REVIEWED BY DAN STUMPF:

   

GORILLA AT LARGE. Panoramic Productions/Fox, 1954. Cameron Mitchell, Anne Bancroft, Lee J. Cobb, Raymond Burr, Lee Marvin, Charlotte Austin, Peter Whitney, Warren Stevens, John Kellogg, Billy Curtis, and John Tannen. Written by Leonard Praskins and Barney Slater. Directed by Harmon Jones.

   If you only see one movie in your entire life, it should be Gorilla at Large. Where else in the known universe will you get a chance to hear tough cop Lee J Cobb snarl, “We’ve got two gorillas around here, and one of them’s a murderer.” Where, I ask you?

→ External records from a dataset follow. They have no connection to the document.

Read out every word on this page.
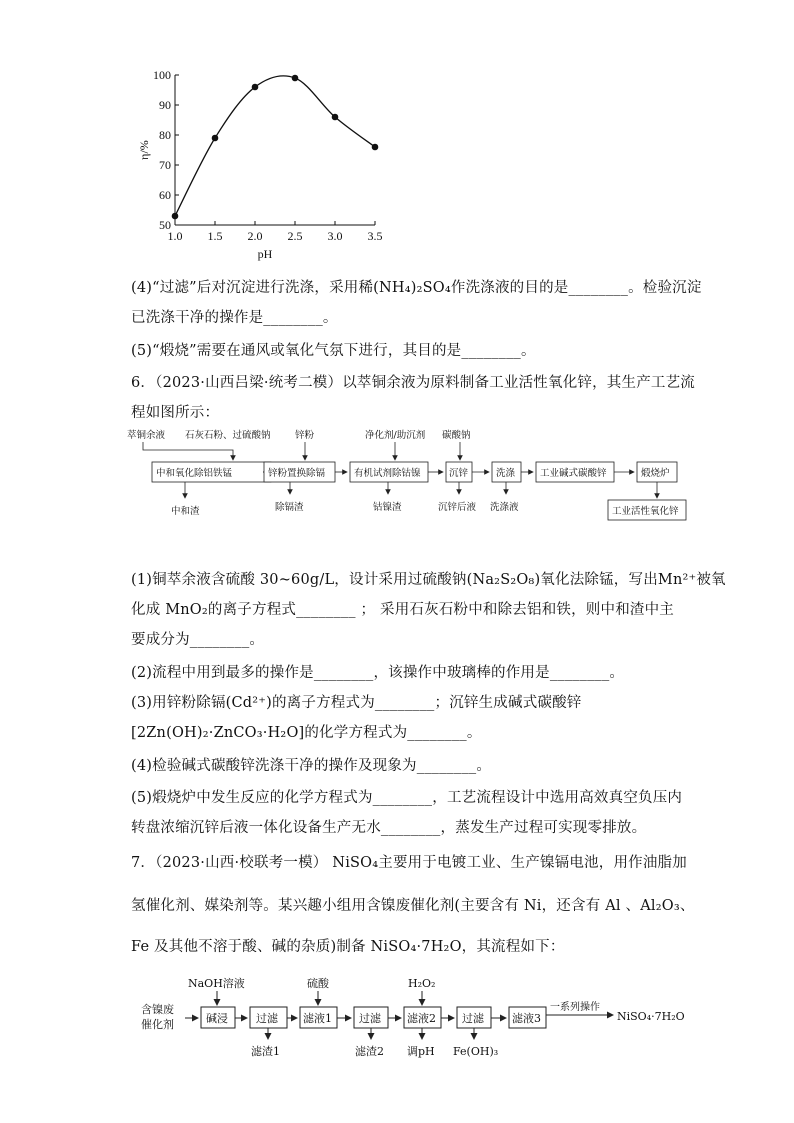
50
60
70
80
90
100
1.0 1.5 2.0 2.5 3.0 3.5
pH
η/%
(4)“过滤”后对沉淀进行洗涤，采用稀(NH₄)₂SO₄作洗涤液的目的是________。检验沉淀
已洗涤干净的操作是________。
(5)“煅烧”需要在通风或氧化气氛下进行，其目的是________。
6．（2023·山西吕梁·统考二模）以萃铜余液为原料制备工业活性氧化锌，其生产工艺流
程如图所示：
萃铜余液 石灰石粉、过硫酸钠	锌粉	净化剂/助沉剂 碳酸钠
中和氧化除铝铁锰	锌粉置换除镉	有机试剂除钴镍	沉锌	洗涤	工业碱式碳酸锌	煅烧炉
工业活性氧化锌
中和渣	除镉渣	钴镍渣	沉锌后液 洗涤液
(1)铜萃余液含硫酸 30~60g/L，设计采用过硫酸钠(Na₂S₂O₈)氧化法除锰，写出Mn²⁺被氧
化成 MnO₂的离子方程式________ ； 采用石灰石粉中和除去铝和铁，则中和渣中主
要成分为________。
(2)流程中用到最多的操作是________，该操作中玻璃棒的作用是________。
(3)用锌粉除镉(Cd²⁺)的离子方程式为________；沉锌生成碱式碳酸锌
[2Zn(OH)₂·ZnCO₃·H₂O]的化学方程式为________。
(4)检验碱式碳酸锌洗涤干净的操作及现象为________。
(5)煅烧炉中发生反应的化学方程式为________，工艺流程设计中选用高效真空负压内
转盘浓缩沉锌后液一体化设备生产无水________，蒸发生产过程可实现零排放。
7．（2023·山西·校联考一模） NiSO₄主要用于电镀工业、生产镍镉电池，用作油脂加
氢催化剂、媒染剂等。某兴趣小组用含镍废催化剂(主要含有 Ni，还含有 Al 、Al₂O₃、
Fe 及其他不溶于酸、碱的杂质)制备 NiSO₄·7H₂O，其流程如下：
含镍废
催化剂
NaOH溶液
碱浸	过滤
滤渣1
硫酸
滤液1 过滤
滤渣2
H₂O₂
滤液2
调pH
过滤
Fe(OH)₃
滤液3
一系列操作
NiSO₄·7H₂O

   Cobb is only one feature of a surprisingly able cast for what is essentially an inflated B-movie. Raymond Burr radiates menace very nicely as the boss of an elaborate carnival, playing effectively off Anne Bancroft as his wife, who does a trapeze act above the cage of Goliath “the world’s largest Gorilla” who manages to narrowly miss grabbing her at each performance.

   Cameron Mitchell and Charlotte Austin walk through their bland parts as leading man and heroine, and Lee Marvin is wasted as a comic relief dumb cop, but Perter Whitney as a blackmailing carny and John Tannen as a publicity flack with his eye on the main chance ooze a very fitting sleaziness into their under-written roles.

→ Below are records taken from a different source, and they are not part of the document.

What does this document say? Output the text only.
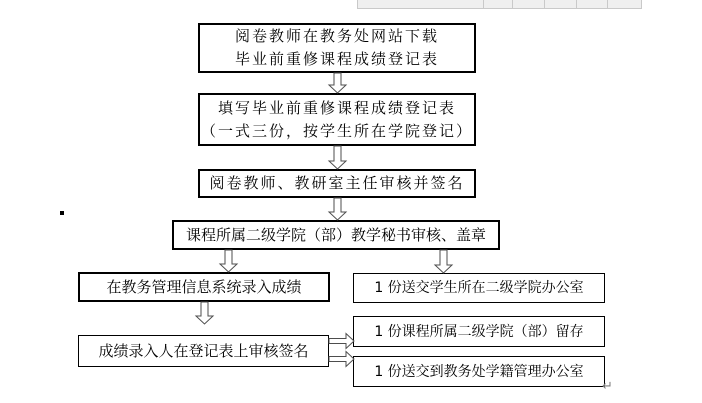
阅卷教师在教务处网站下载
毕业前重修课程成绩登记表
填写毕业前重修课程成绩登记表
（一式三份，按学生所在学院登记）
阅卷教师、教研室主任审核并签名
课程所属二级学院（部）教学秘书审核、盖章
在教务管理信息系统录入成绩
成绩录入人在登记表上审核签名
1 份送交学生所在二级学院办公室
1 份课程所属二级学院（部）留存
1 份送交到教务处学籍管理办公室
↵
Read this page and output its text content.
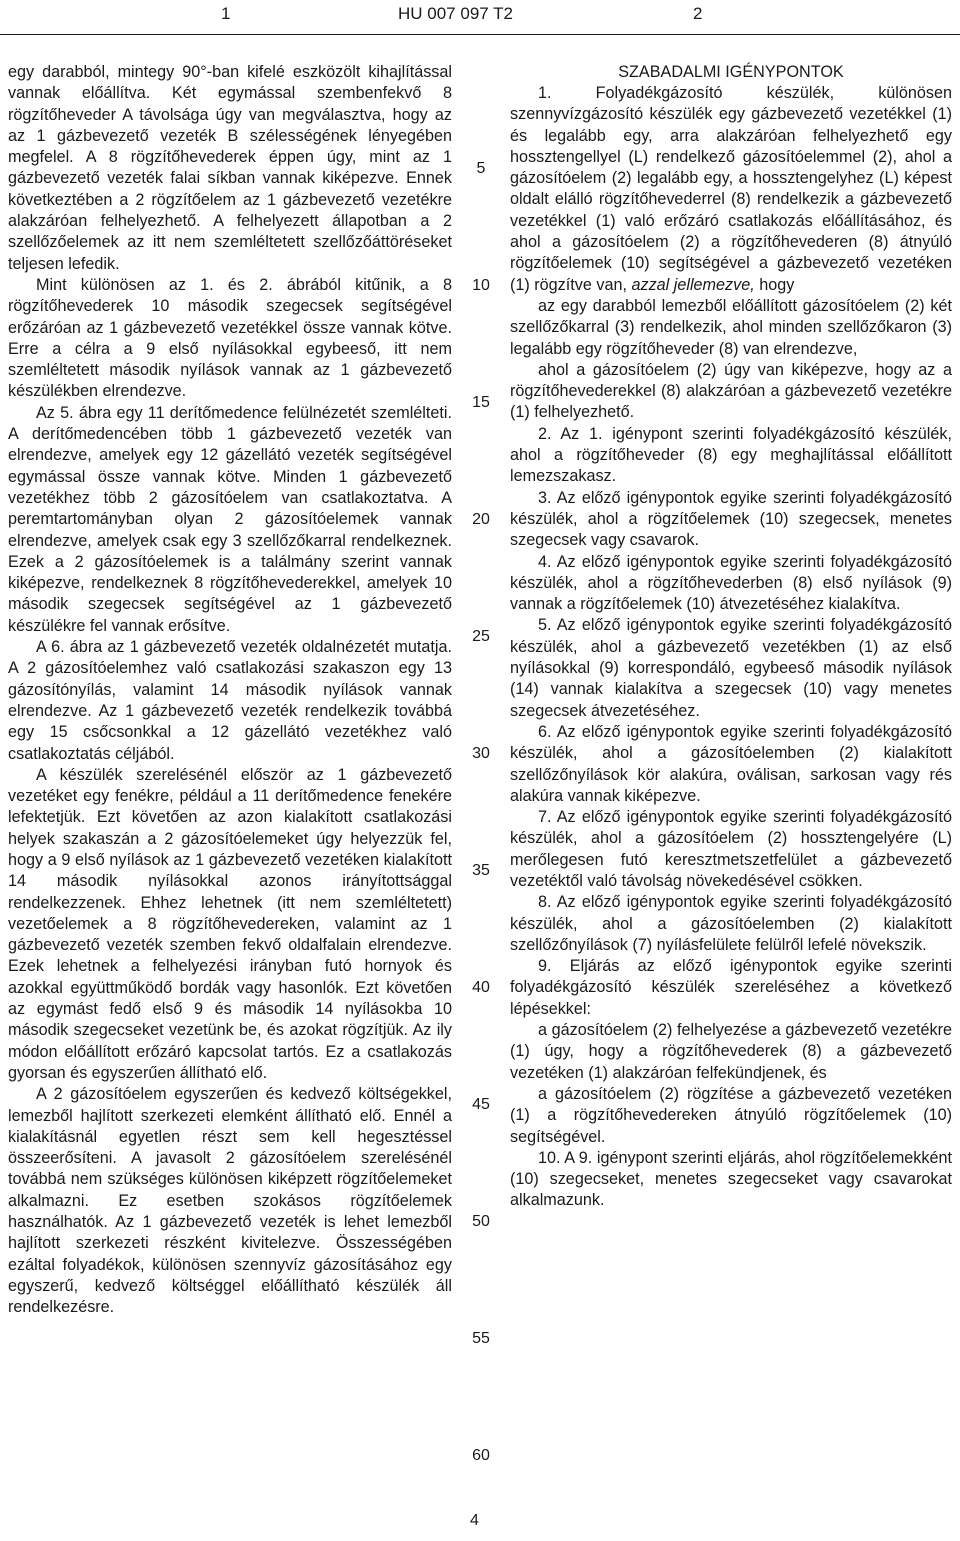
1	HU 007 097 T2	2

egy darabból, mintegy 90°-ban kifelé eszközölt kihajlítással vannak előállítva. Két egymással szembenfekvő 8 rögzítőheveder A távolsága úgy van megválasztva, hogy az az 1 gázbevezető vezeték B szélességének lényegében megfelel. A 8 rögzítőhevederek éppen úgy, mint az 1 gázbevezető vezeték falai síkban vannak kiképezve. Ennek következtében a 2 rögzítőelem az 1 gázbevezető vezetékre alakzáróan felhelyezhető. A felhelyezett állapotban a 2 szellőzőelemek az itt nem szemléltetett szellőzőáttöréseket teljesen lefedik.

Mint különösen az 1. és 2. ábrából kitűnik, a 8 rögzítőhevederek 10 második szegecsek segítségével erőzáróan az 1 gázbevezető vezetékkel össze vannak kötve. Erre a célra a 9 első nyílásokkal egybeeső, itt nem szemléltetett második nyílások vannak az 1 gázbevezető készülékben elrendezve.

Az 5. ábra egy 11 derítőmedence felülnézetét szemlélteti. A derítőmedencében több 1 gázbevezető vezeték van elrendezve, amelyek egy 12 gázellátó vezeték segítségével egymással össze vannak kötve. Minden 1 gázbevezető vezetékhez több 2 gázosítóelem van csatlakoztatva. A peremtartományban olyan 2 gázosítóelemek vannak elrendezve, amelyek csak egy 3 szellőzőkarral rendelkeznek. Ezek a 2 gázosítóelemek is a találmány szerint vannak kiképezve, rendelkeznek 8 rögzítőhevederekkel, amelyek 10 második szegecsek segítségével az 1 gázbevezető készülékre fel vannak erősítve.

A 6. ábra az 1 gázbevezető vezeték oldalnézetét mutatja. A 2 gázosítóelemhez való csatlakozási szakaszon egy 13 gázosítónyílás, valamint 14 második nyílások vannak elrendezve. Az 1 gázbevezető vezeték rendelkezik továbbá egy 15 csőcsonkkal a 12 gázellátó vezetékhez való csatlakoztatás céljából.

A készülék szerelésénél először az 1 gázbevezető vezetéket egy fenékre, például a 11 derítőmedence fenekére lefektetjük. Ezt követően az azon kialakított csatlakozási helyek szakaszán a 2 gázosítóelemeket úgy helyezzük fel, hogy a 9 első nyílások az 1 gázbevezető vezetéken kialakított 14 második nyílásokkal azonos irányítottsággal rendelkezzenek. Ehhez lehetnek (itt nem szemléltetett) vezetőelemek a 8 rögzítőhevedereken, valamint az 1 gázbevezető vezeték szemben fekvő oldalfalain elrendezve. Ezek lehetnek a felhelyezési irányban futó hornyok és azokkal együttműködő bordák vagy hasonlók. Ezt követően az egymást fedő első 9 és második 14 nyílásokba 10 második szegecseket vezetünk be, és azokat rögzítjük. Az ily módon előállított erőzáró kapcsolat tartós. Ez a csatlakozás gyorsan és egyszerűen állítható elő.

A 2 gázosítóelem egyszerűen és kedvező költségekkel, lemezből hajlított szerkezeti elemként állítható elő. Ennél a kialakításnál egyetlen részt sem kell hegesztéssel összeerősíteni. A javasolt 2 gázosítóelem szerelésénél továbbá nem szükséges különösen kiképzett rögzítőelemeket alkalmazni. Ez esetben szokásos rögzítőelemek használhatók. Az 1 gázbevezető vezeték is lehet lemezből hajlított szerkezeti részként kivitelezve. Összességében ezáltal folyadékok, különösen szennyvíz gázosításához egy egyszerű, kedvező költséggel előállítható készülék áll rendelkezésre.

5
10
15
20
25
30
35
40
45
50
55
60

SZABADALMI IGÉNYPONTOK

1. Folyadékgázosító készülék, különösen szennyvízgázosító készülék egy gázbevezető vezetékkel (1) és legalább egy, arra alakzáróan felhelyezhető egy hossztengellyel (L) rendelkező gázosítóelemmel (2), ahol a gázosítóelem (2) legalább egy, a hossztengelyhez (L) képest oldalt elálló rögzítőhevederrel (8) rendelkezik a gázbevezető vezetékkel (1) való erőzáró csatlakozás előállításához, és ahol a gázosítóelem (2) a rögzítőhevederen (8) átnyúló rögzítőelemek (10) segítségével a gázbevezető vezetéken (1) rögzítve van, azzal jellemezve, hogy

az egy darabból lemezből előállított gázosítóelem (2) két szellőzőkarral (3) rendelkezik, ahol minden szellőzőkaron (3) legalább egy rögzítőheveder (8) van elrendezve,

ahol a gázosítóelem (2) úgy van kiképezve, hogy az a rögzítőhevederekkel (8) alakzáróan a gázbevezető vezetékre (1) felhelyezhető.

2. Az 1. igénypont szerinti folyadékgázosító készülék, ahol a rögzítőheveder (8) egy meghajlítással előállított lemezszakasz.

3. Az előző igénypontok egyike szerinti folyadékgázosító készülék, ahol a rögzítőelemek (10) szegecsek, menetes szegecsek vagy csavarok.

4. Az előző igénypontok egyike szerinti folyadékgázosító készülék, ahol a rögzítőhevederben (8) első nyílások (9) vannak a rögzítőelemek (10) átvezetéséhez kialakítva.

5. Az előző igénypontok egyike szerinti folyadékgázosító készülék, ahol a gázbevezető vezetékben (1) az első nyílásokkal (9) korrespondáló, egybeeső második nyílások (14) vannak kialakítva a szegecsek (10) vagy menetes szegecsek átvezetéséhez.

6. Az előző igénypontok egyike szerinti folyadékgázosító készülék, ahol a gázosítóelemben (2) kialakított szellőzőnyílások kör alakúra, oválisan, sarkosan vagy rés alakúra vannak kiképezve.

7. Az előző igénypontok egyike szerinti folyadékgázosító készülék, ahol a gázosítóelem (2) hossztengelyére (L) merőlegesen futó keresztmetszetfelület a gázbevezető vezetéktől való távolság növekedésével csökken.

8. Az előző igénypontok egyike szerinti folyadékgázosító készülék, ahol a gázosítóelemben (2) kialakított szellőzőnyílások (7) nyílásfelülete felülről lefelé növekszik.

9. Eljárás az előző igénypontok egyike szerinti folyadékgázosító készülék szereléséhez a következő lépésekkel:

a gázosítóelem (2) felhelyezése a gázbevezető vezetékre (1) úgy, hogy a rögzítőhevederek (8) a gázbevezető vezetéken (1) alakzáróan felfekündjenek, és

a gázosítóelem (2) rögzítése a gázbevezető vezetéken (1) a rögzítőhevedereken átnyúló rögzítőelemek (10) segítségével.

10. A 9. igénypont szerinti eljárás, ahol rögzítőelemekként (10) szegecseket, menetes szegecseket vagy csavarokat alkalmazunk.

4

   Come to that, maybe it’s the writing that puts Gorilla at Large. so firmly into B-movie class. The dialogue is flat and obvious when it isn’t memorably bad, the plot is predictable when it’s not implausible, and…

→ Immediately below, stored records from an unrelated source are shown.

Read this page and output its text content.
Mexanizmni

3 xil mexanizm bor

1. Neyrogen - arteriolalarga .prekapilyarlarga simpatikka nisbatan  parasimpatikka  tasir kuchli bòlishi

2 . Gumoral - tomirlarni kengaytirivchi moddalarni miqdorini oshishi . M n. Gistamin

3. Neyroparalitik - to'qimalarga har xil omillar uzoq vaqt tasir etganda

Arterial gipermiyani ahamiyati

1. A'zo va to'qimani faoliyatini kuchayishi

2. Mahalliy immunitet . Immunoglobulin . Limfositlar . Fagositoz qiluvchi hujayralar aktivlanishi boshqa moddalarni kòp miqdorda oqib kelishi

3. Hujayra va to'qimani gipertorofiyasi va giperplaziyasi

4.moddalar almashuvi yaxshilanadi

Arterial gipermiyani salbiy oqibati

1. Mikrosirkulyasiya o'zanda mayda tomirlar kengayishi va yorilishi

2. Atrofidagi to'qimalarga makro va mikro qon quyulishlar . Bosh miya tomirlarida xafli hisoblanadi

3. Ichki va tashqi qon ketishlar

   Oh yeah, the Plot: Burr decides to put Cameron Mitchell in an ape suit to double for Goliath, but someone steals the hirsute suite and goes around killing blackmailing carnies and blaming it on Goliath. Yeah, who’s gonna notice an ape running around the lot? And the concept is not helped at all by the fact that the real ape and the phony are both played by guys in gorilla suits.

   Fortunately, all this arrant nonsense is handled with pace and precision by Harmon Jones, a director who had his moments, and in his sure hands, it’s all really quite enjoyable. And really, if you’re only going to see one movie in your whole life, well, whathehell, it might as well be Gorilla at Large.